Certaines régions affirment connaître un recul en raison des nouvelles lois, alors même que les voyages d’affaires rebondissent.
Entre mai – le mois où le gouverneur républicain de Floride, Ron DeSantis, a élargi ce que les critiques ont appelé une loi « Ne dites pas gay » – et la mi-septembre, plus de 17 groupes ont cité « la politique actuelle de Floride » et la sécurité comme raisons pour ne pas réserver de congrès dans le Grand Fort Lauderdale et le comté de Broward, malgré une réputation locale d’inclusivité, selon le groupe touristique Visit Lauderdale.
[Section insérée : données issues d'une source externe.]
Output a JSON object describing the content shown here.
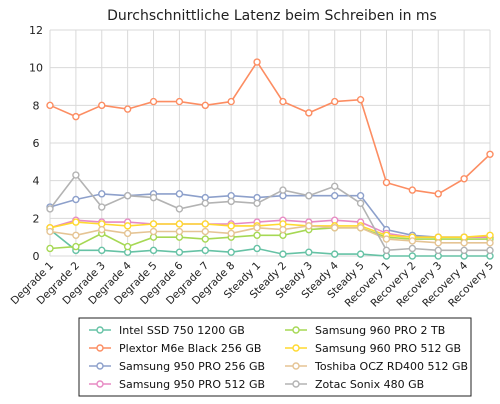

Cette liste comprend le National Sales Network, l’American Specialty Toy Retailing Association, l’Université du sud du Mississippi et d’autres, a déclaré Stacy Ritter, PDG de Visit Lauderdale. Elle estime que la communauté a perdu plus de 98 millions de dollars de revenus.
« Il ne s’agit pas d’une question économique dans laquelle vous pouvez offrir plus d’argent à un groupe pour l’aider à financer sa conférence », a déclaré Ritter. Si les gens ne se sentent pas les bienvenus dans l’État, a-t-elle déclaré, « vous ne pouvez pas faire grand-chose ».
Un porte-parole de DeSantis a qualifié d’« absurdes » les inquiétudes concernant la perte de voyages d’affaires, affirmant que « l’économie de la Floride est en plein essor », l’État accueillant un record trimestriel de près de 38 millions de visiteurs au début de cette année.